Pengembangan pembangkit listrik berbasis tenaga panas bumi dalam proyek 10.000 Megawatt (MW) tahap kedua ditargetkan bisa mencapai 4.925 MW, namun untuk merealisasikan target tersebut diperkirakan membutuhkan investasi lebih dari US$15miliar.
Guna memenuhi target tertinggi tersebut dibutuhkan dukungan internasional berupa pendanaan, tekhnologi, sumber daya manusia dan juga bantuan teknis, makanya tidak mengherankan jika saat ini bisnis pengembangan pembangkit listrik panas bumi di Indonesia dimana 95 persen dilakukan perusahaan asing.
Tahun ini pemerintah melakukan penawaran atau lelang tiga belas wilayah kerja (WKP) panas bumi dengan perkiraan memiliki cadangan yang dapat dikembangkan sebesar 1499 MW yaitu WKP Songa Wayaua (Maluku) kemudian Bonjol (Sumatera Barat), lalu Mataloko (NTT). Selain itu, WKP Gunung Lawu yang terletak diantara Jawa Tengah dan Jawa Timur, kemudian Candi Umbul Telomoyo (Jawa Tengah), Danau Ranau yang terletak di antara Sumatera Selatan dan Lampung, lalu Oka Ille Ange (NTT) dengan kapasitas 1x3 MW, WKP Suwawa (Gorontalo). WKP lain yaitu Marana (Sulawesi Tengah), Way Ratai (Lampung), Simbolon Samosir (Sumatera Utara), Sembalun (NTB) dan juga Gunung Endut (Banten).

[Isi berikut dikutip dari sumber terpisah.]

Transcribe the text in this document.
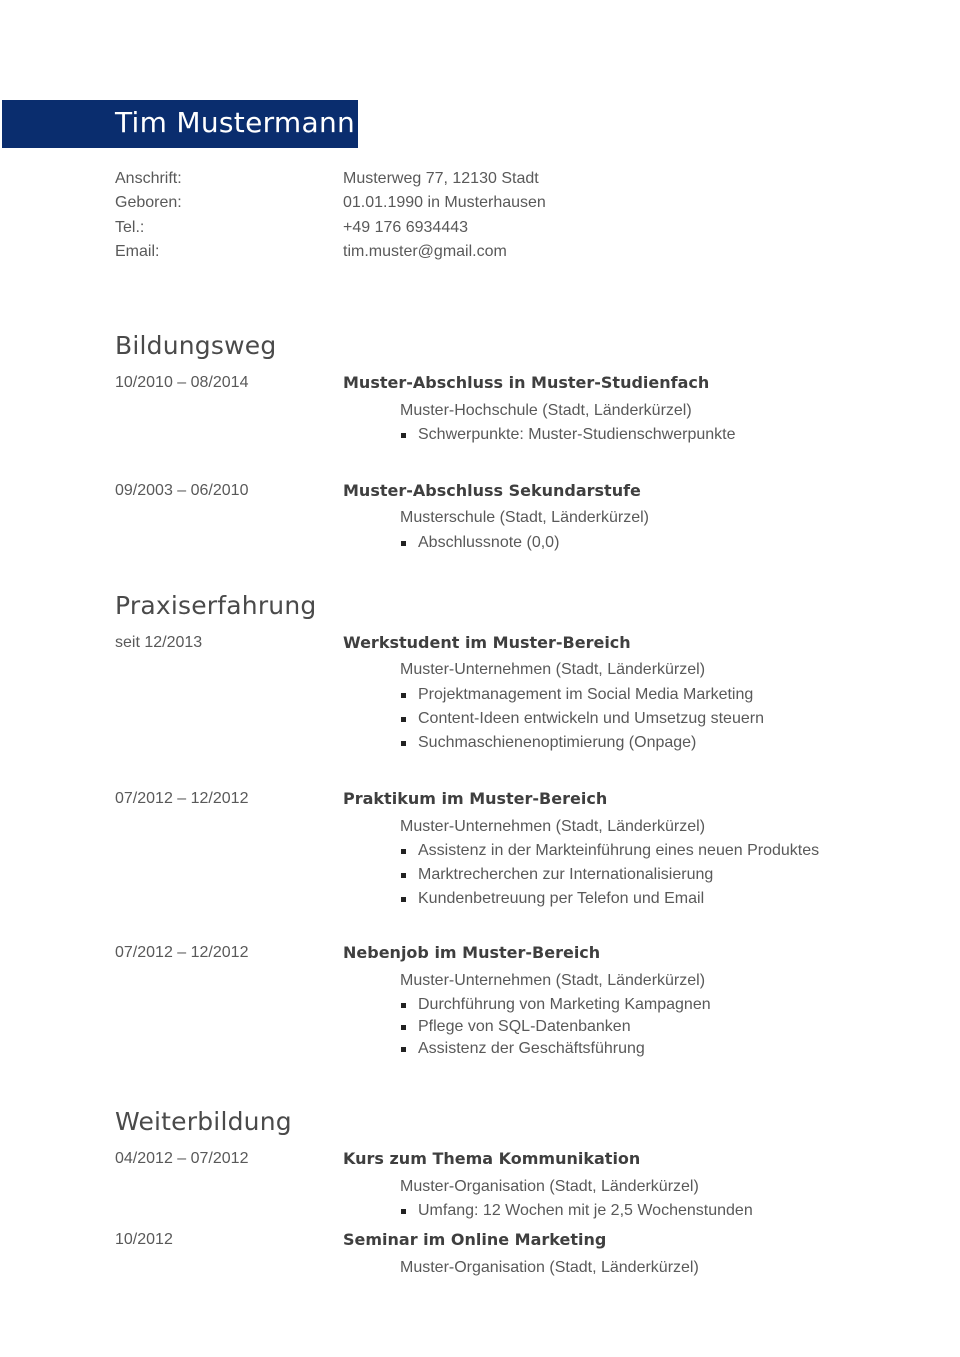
Tim Mustermann
Anschrift:	Musterweg 77, 12130 Stadt
Geboren:	01.01.1990 in Musterhausen
Tel.:	+49 176 6934443
Email:	tim.muster@gmail.com
Bildungsweg
10/2010 – 08/2014	Muster-Abschluss in Muster-Studienfach
Muster-Hochschule (Stadt, Länderkürzel)
Schwerpunkte: Muster-Studienschwerpunkte
09/2003 – 06/2010	Muster-Abschluss Sekundarstufe
Musterschule (Stadt, Länderkürzel)
Abschlussnote (0,0)
Praxiserfahrung
seit 12/2013	Werkstudent im Muster-Bereich
Muster-Unternehmen (Stadt, Länderkürzel)
Projektmanagement im Social Media Marketing
Content-Ideen entwickeln und Umsetzug steuern
Suchmaschienenoptimierung (Onpage)
07/2012 – 12/2012	Praktikum im Muster-Bereich
Muster-Unternehmen (Stadt, Länderkürzel)
Assistenz in der Markteinführung eines neuen Produktes
Marktrecherchen zur Internationalisierung
Kundenbetreuung per Telefon und Email
07/2012 – 12/2012	Nebenjob im Muster-Bereich
Muster-Unternehmen (Stadt, Länderkürzel)
Durchführung von Marketing Kampagnen
Pflege von SQL-Datenbanken
Assistenz der Geschäftsführung
Weiterbildung
04/2012 – 07/2012	Kurs zum Thema Kommunikation
Muster-Organisation (Stadt, Länderkürzel)
Umfang: 12 Wochen mit je 2,5 Wochenstunden
10/2012	Seminar im Online Marketing
Muster-Organisation (Stadt, Länderkürzel)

Permasalahan pengembangan panas bumi terkait dengan resiko tinggi disisi pengembangan lapangan uap (resiko ketidakpastian keberhasilan pemboran untuk menghasilkan uap) dan kebutuhan pendanaan tinggi (non-quick yielding, dengan income yang baru terealisasi setelah 5-6 tahun masa pra produksi). Tekhnikal dan kompetensi bisnis serta teknologi yang disertai kemampuan pendanaan menjadi tantangan bagi pengembang untuk mewujudkan potensi pemanfaatan energi panas bumi untuk tumpuan energi masa depan selama jaminan iklim investasi pengembangan panas bumi kondusif.

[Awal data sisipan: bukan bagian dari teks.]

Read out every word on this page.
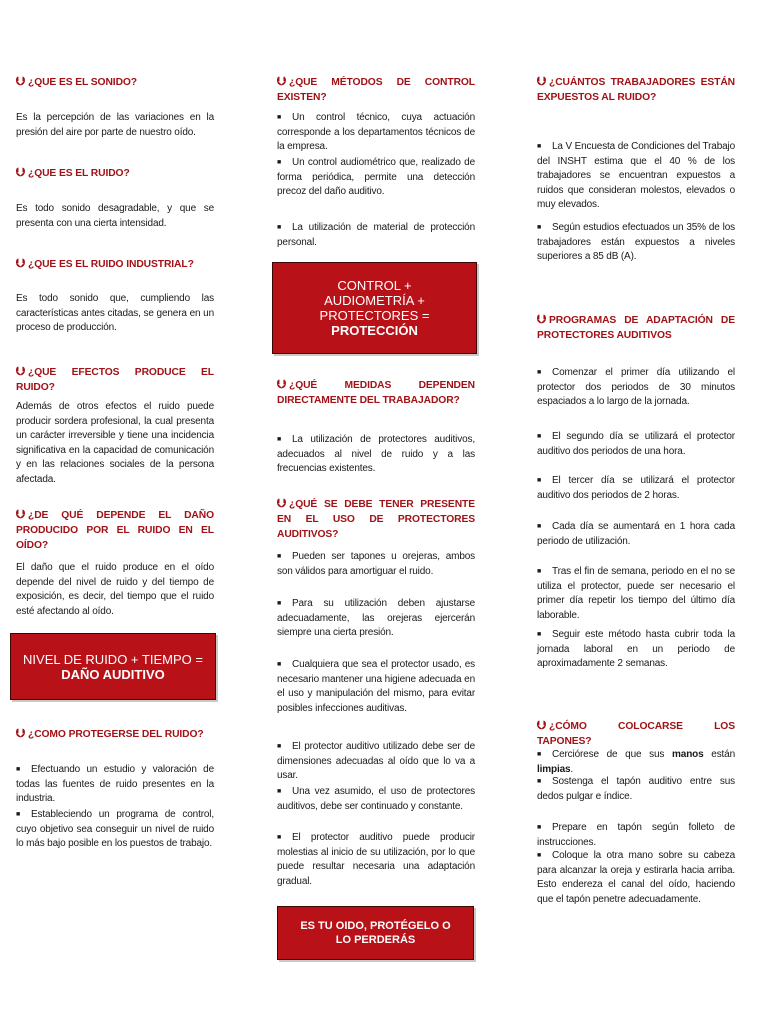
⮋ ¿QUE ES EL SONIDO?
Es la percepción de las variaciones en la presión del aire por parte de nuestro oído.
⮋ ¿QUE ES EL RUIDO?
Es todo sonido desagradable, y que se presenta con una cierta intensidad.
⮋ ¿QUE ES EL RUIDO INDUSTRIAL?
Es todo sonido que, cumpliendo las características antes citadas, se genera en un proceso de producción.
⮋ ¿QUE EFECTOS PRODUCE EL RUIDO?
Además de otros efectos el ruido puede producir sordera profesional, la cual presenta un carácter irreversible y tiene una incidencia significativa en la capacidad de comunicación y en las relaciones sociales de la persona afectada.
⮋ ¿DE QUÉ DEPENDE EL DAÑO PRODUCIDO POR EL RUIDO EN EL OÍDO?
El daño que el ruido produce en el oído depende del nivel de ruido y del tiempo de exposición, es decir, del tiempo que el ruido esté afectando al oído.
NIVEL DE RUIDO + TIEMPO =
DAÑO AUDITIVO
⮋ ¿COMO PROTEGERSE DEL RUIDO?
■ Efectuando un estudio y valoración de todas las fuentes de ruido presentes en la industria.
■ Estableciendo un programa de control, cuyo objetivo sea conseguir un nivel de ruido lo más bajo posible en los puestos de trabajo.
⮋ ¿QUE MÉTODOS DE CONTROL EXISTEN?
■ Un control técnico, cuya actuación corresponde a los departamentos técnicos de la empresa.
■ Un control audiométrico que, realizado de forma periódica, permite una detección precoz del daño auditivo.
■ La utilización de material de protección personal.
CONTROL + AUDIOMETRÍA + PROTECTORES =
PROTECCIÓN
⮋ ¿QUÉ MEDIDAS DEPENDEN DIRECTAMENTE DEL TRABAJADOR?
■ La utilización de protectores auditivos, adecuados al nivel de ruido y a las frecuencias existentes.
⮋ ¿QUÉ SE DEBE TENER PRESENTE EN EL USO DE PROTECTORES AUDITIVOS?
■ Pueden ser tapones u orejeras, ambos son válidos para amortiguar el ruido.
■ Para su utilización deben ajustarse adecuadamente, las orejeras ejercerán siempre una cierta presión.
■ Cualquiera que sea el protector usado, es necesario mantener una higiene adecuada en el uso y manipulación del mismo, para evitar posibles infecciones auditivas.
■ El protector auditivo utilizado debe ser de dimensiones adecuadas al oído que lo va a usar.
■ Una vez asumido, el uso de protectores auditivos, debe ser continuado y constante.
■ El protector auditivo puede producir molestias al inicio de su utilización, por lo que puede resultar necesaria una adaptación gradual.
ES TU OIDO, PROTÉGELO O LO PERDERÁS
⮋ ¿CUÁNTOS TRABAJADORES ESTÁN EXPUESTOS AL RUIDO?
■ La V Encuesta de Condiciones del Trabajo del INSHT estima que el 40 % de los trabajadores se encuentran expuestos a ruidos que consideran molestos, elevados o muy elevados.
■ Según estudios efectuados un 35% de los trabajadores están expuestos a niveles superiores a 85 dB (A).
⮋ PROGRAMAS DE ADAPTACIÓN DE PROTECTORES AUDITIVOS
■ Comenzar el primer día utilizando el protector dos periodos de 30 minutos espaciados a lo largo de la jornada.
■ El segundo día se utilizará el protector auditivo dos periodos de una hora.
■ El tercer día se utilizará el protector auditivo dos periodos de 2 horas.
■ Cada día se aumentará en 1 hora cada periodo de utilización.
■ Tras el fin de semana, periodo en el no se utiliza el protector, puede ser necesario el primer día repetir los tiempo del último día laborable.
■ Seguir este método hasta cubrir toda la jornada laboral en un periodo de aproximadamente 2 semanas.
⮋ ¿CÓMO COLOCARSE LOS TAPONES?
■ Cerciórese de que sus manos están limpias.
■ Sostenga el tapón auditivo entre sus dedos pulgar e índice.
■ Prepare en tapón según folleto de instrucciones.
■ Coloque la otra mano sobre su cabeza para alcanzar la oreja y estirarla hacia arriba. Esto endereza el canal del oído, haciendo que el tapón penetre adecuadamente.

Selain itu pengembangan panas bumi juga membuka peluang akses daerah dan juga berpotensi meningkatkan perekonomian daerah dan membuka lapangan kerja pemberdayaan serta kemandirian energi. Jika pemerintah ingin target 9500 MW energi listrik terbangkitkan dari energi panas bumi pada tahun 2020 maka hendaknya mulai saat ini seluruh faktor resiko bisa diminimalkan dan seluruh wilayah kerja potensial dimulai pengembangannya paling lambat tahun ini.